OFAC Sanctions Compliance Checklist
A comprehensive checklist for building and maintaining an OFAC-compliant sanctions screening program.
Onboarding screening
- Screen every new customer against current SDN list
- Fuzzy matching with name variants and aliases
- Screen beneficial owners and control persons
- Document screening results with timestamps
Ongoing monitoring
- Re-screen all customers when SDN list updates (min daily)
- Monitor transactions in real time against SDN
- Wallet address screening for crypto transactions
- Geolocation checks on IP and payment rails
Investigation workflow
- Alert triage SLA (24 hours)
- Escalation path for confirmed matches
- Blocking and rejection procedures
- OFAC reporting requirements (10-day window)
Program governance
- Designated compliance officer
- Annual risk assessment
- Employee training program
- Independent audit every 12-24 months
Why this checklist exists
This checklist was built for teams handling OFAC screening API. Each item addresses a common failure mode we've seen in real workflows. Skipping a step doesn't save time — it creates rework, disputes, or missed signals downstream.
Related resources
1. Designate a compliance owner
OFAC expects to find a named person responsible for sanctions compliance. For solo operators, that is you. For companies, designate a specific individual and document their role in writing. This is the first question OFAC asks in any enforcement inquiry.
2. Map your transaction types
List every scenario where value moves: direct wallet payments, x402 micropayments, smart contract interactions that transfer tokens, tipping or donation functions, and subscription payments. Each path needs a pre-payment screening gate. An agent that screens wallet payments but not smart contract interactions has a gap.

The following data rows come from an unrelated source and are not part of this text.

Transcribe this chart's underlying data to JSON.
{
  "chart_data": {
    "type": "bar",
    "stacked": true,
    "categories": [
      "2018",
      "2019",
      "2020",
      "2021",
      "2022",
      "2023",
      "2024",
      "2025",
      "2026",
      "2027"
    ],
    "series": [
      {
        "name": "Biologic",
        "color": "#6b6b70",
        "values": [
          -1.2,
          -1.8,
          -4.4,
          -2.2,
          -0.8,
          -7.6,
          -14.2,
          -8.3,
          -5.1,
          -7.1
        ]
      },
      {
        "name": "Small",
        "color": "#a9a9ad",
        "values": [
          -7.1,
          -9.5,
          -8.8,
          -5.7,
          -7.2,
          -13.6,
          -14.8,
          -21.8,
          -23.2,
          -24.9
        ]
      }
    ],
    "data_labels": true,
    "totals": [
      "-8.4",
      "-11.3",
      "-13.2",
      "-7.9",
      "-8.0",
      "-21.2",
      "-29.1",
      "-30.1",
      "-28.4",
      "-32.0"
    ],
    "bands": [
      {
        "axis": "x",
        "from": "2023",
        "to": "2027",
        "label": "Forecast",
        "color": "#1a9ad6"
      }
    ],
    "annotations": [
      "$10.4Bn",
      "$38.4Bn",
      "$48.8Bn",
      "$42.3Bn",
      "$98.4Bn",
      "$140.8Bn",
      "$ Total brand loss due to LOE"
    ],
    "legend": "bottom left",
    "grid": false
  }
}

3. Implement pre-payment screening
Add an inline sanctions check before every payment your agent authorizes. Screen the counterparty wallet, name, and jurisdiction. If flagged, halt the transaction and alert a human. SanctionsAI provides this as a single API call under 100ms with a free tier of 5 checks/day.
4. Maintain an audit trail
Record every screen: timestamp, wallet/name/country checked, result, OFAC list version, and which agent initiated the check. A documented, timestamped audit trail is the single most powerful mitigating factor in any OFAC enforcement action. SanctionsAI paid plans include automatic audit logging in the compliance dashboard.
5. Set up escalation
Configure your agent to alert a human when a sanctions match occurs. A blocked transaction that sits silently in a log is useless. The human reviewer needs to assess the match within a reasonable time window and decide whether to escalate to legal counsel.
6. Document your compliance program
Write down what you built: which screening API you use, which payment paths are covered, who the compliance owner is, and how alerts are handled. OFAC's Enforcement Guidelines treat documented compliance programs as a significant mitigating factor. A one-page summary is sufficient for most deployments.
7. Review and rescreen
The OFAC SDN list changes daily. A wallet clean today may be sanctioned tomorrow. Never cache screening results — rescreen before every payment. Set a recurring monthly review to verify your screening pipeline still works end to end and that list updates are being consumed.